PERISHED DIAMONDS is a 40-minute 2013 documentary directed by Anita Afonu that offers a brisk history of Ghanaian cinema, beginning with the colonial period through the post-independence (1957) era. It features testimonials from some of Ghana’s veteran filmmakers, artists, and former politicians who witnessed the industry’s auspicious rise under first president Kwame Nkrumah when the Ghana Film Industry Corporation (GFIC) was established in 1964; and the industry’s eventual collapse not longer after Nkrumah was overthrown in a coup in 1966. Luminaries interviewed for the documentary include Kwaw Ansah, Charles Bucknor, Chris Hesse, Ernest Abbeyquaye, Veronica Quarshie, Kofi Awoonor, Fritz Baffour, and others.

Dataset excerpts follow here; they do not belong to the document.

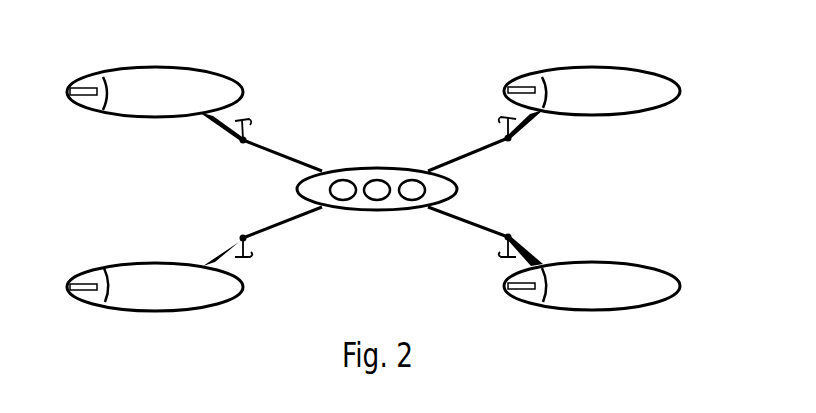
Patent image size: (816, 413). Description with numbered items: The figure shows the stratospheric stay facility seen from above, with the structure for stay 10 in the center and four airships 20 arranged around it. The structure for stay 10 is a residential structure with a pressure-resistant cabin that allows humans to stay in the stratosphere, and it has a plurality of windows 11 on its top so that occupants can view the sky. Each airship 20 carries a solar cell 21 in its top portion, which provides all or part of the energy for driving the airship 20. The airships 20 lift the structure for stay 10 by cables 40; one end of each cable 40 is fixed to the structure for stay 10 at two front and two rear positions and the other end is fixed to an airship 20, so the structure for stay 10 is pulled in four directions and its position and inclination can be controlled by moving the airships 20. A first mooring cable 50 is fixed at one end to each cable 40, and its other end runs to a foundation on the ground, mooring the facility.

The structure for stay 10 is at (391, 156).
The windows 11 is at (378, 196).
The airship 20 is at (225, 56).
The solar cell 21 is at (153, 77).
The cable 40 is at (280, 152).
The first mooring cable 50 is at (250, 122).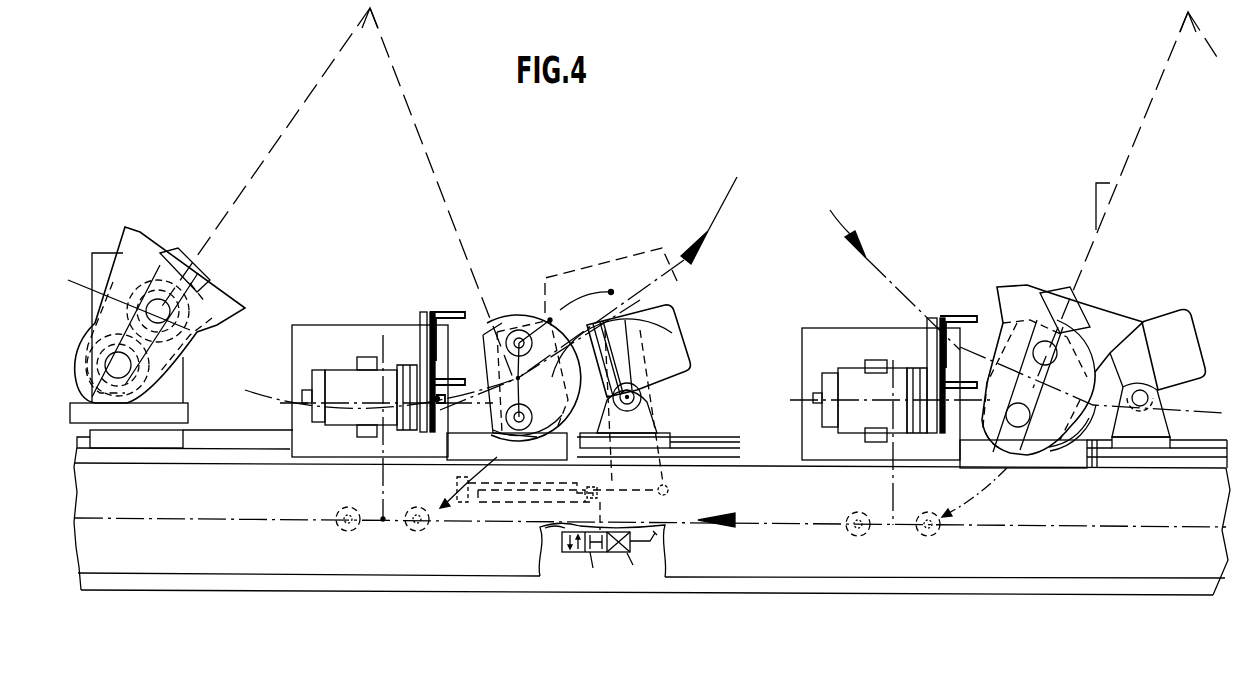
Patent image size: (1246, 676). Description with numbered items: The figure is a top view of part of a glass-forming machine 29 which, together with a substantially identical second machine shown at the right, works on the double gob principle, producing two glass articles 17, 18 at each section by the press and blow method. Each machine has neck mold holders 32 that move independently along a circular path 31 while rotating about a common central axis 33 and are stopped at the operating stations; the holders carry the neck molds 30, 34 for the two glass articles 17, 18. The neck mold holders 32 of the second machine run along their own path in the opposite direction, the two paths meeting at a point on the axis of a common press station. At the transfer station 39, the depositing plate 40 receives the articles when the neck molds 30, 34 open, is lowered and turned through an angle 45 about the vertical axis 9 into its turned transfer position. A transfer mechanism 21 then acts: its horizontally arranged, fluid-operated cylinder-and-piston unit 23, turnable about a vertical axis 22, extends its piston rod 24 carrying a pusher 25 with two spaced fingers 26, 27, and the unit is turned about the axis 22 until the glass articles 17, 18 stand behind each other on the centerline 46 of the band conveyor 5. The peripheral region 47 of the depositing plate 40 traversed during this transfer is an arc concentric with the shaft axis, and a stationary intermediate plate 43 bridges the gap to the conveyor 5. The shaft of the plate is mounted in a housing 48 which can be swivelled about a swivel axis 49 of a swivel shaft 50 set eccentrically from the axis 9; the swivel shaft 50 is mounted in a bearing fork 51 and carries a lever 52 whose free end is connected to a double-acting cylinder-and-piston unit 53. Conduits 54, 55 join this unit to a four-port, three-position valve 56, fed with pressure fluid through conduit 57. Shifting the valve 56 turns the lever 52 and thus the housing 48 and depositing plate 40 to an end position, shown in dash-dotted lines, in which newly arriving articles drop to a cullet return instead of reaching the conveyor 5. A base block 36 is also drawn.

The band conveyor 5 is at (479, 576).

The documentary is much less a detailed documentation of Ghana’s film history and more of a lament over the current state of the country’s film industry — at least as of 2013 when the film was made — and a call to action to restore a lost legacy. Although not much has changed since then. Ghana’s own Idris Elba met with current president Nana Akufo-Addo just last month (February) to discuss introducing government policy that would revive a once-promising film-as-art (and “soft power”) culture. No official announcements have yet been made.
Regardless, for those entirely unfamiliar with Ghanaian cinema and its history, this documentary can serve as a rudimentary intro, especially amid a kind of “back to roots” movement, as African Americans flock to the country. For a more detailed text, film scholar Manthia Diawara’s comprehensive AFRICAN CINEMA: POLITICS & CULTURE (1992) is a good start. A google search will also return a handful of essays.
But as Ousmane Sembène quickly came to realize, he couldn’t reach the “African masses” through literature (which is where he started), but he could with film. And director Anita Afonu’s PERISHED DIAMONDS might be the only attempt at a cinematic inquiry into Ghana’s film history. A graduate of the National Film And Television Institute in Ghana (NAFTI), Afonu was interviewed in 2013 for the African Women in Cinema blog.
The documentary was screened at the Goethe Institut Ghana, the Cinema du Francophone Film Festival in Accra, The Filme aus Afrika Film Festival in Cologne, Germany, and Dak’art in Senegal.